秋は夕暮れ
夕暮れは、決して秋のものだけではありません。春の夕暮れも夏の夕暮れも冬の夕暮れも、それぞれ、心に響くものがあるでしょう。
それなのに、秋の夕暮れはどうにも特別な気がしてしまいます。
「秋は夕暮れ。夕日の差して山の端いと近うなりたるに、、、」
かの有名な清少納言による『枕草子』の一部分です。学校では必ず教科書で見ますし、授業中に暗記をさせられることもあったかもしれません。
沈むゆくお日さまを眺めながら、つい、口ずさむかもしれませんね。
夏が終わってゆく寂しさ、冬がやってくる心細さ、まだまだ騒がしさの残る秋。

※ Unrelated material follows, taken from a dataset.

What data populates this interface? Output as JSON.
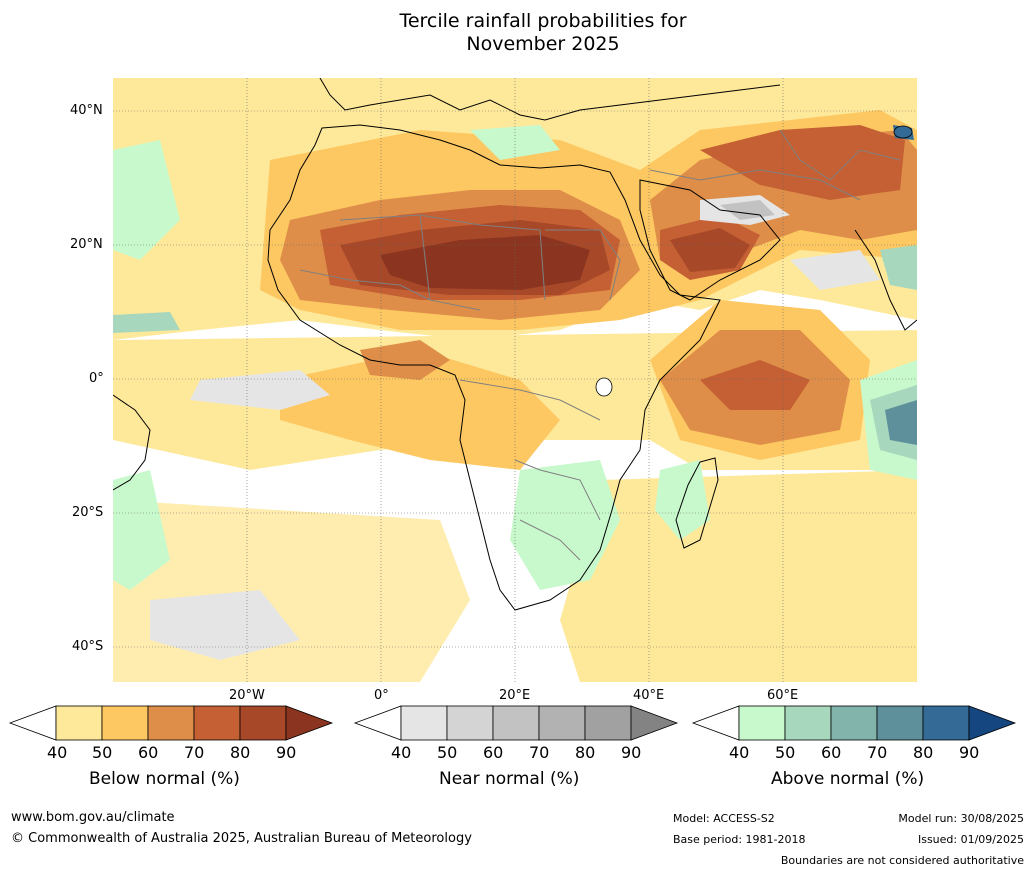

それなのに、だんだんと静けさを感じるようになる秋。
夏と冬の合間のゆらぎの季節である秋。
暑くもあり、あたたかくもあり、涼しくもあり、寒くもある季節です。
秋は夕暮れ。
繰り返し音読し、繰り返し口ずさんだせいか、秋は夕暮れと自然と思い浮かびます。他にも、秋はたくさんあるんだからと探してみますが、夕暮れとセットで思い浮かんでしまいます。
橙色の柿、田畑を歩きまわる烏、緑が減っていく山野、ふさふさとしたススキの穂。
夕暮れがあたたかく包んでいる様子は、ほっとするような哀しいような気分になります。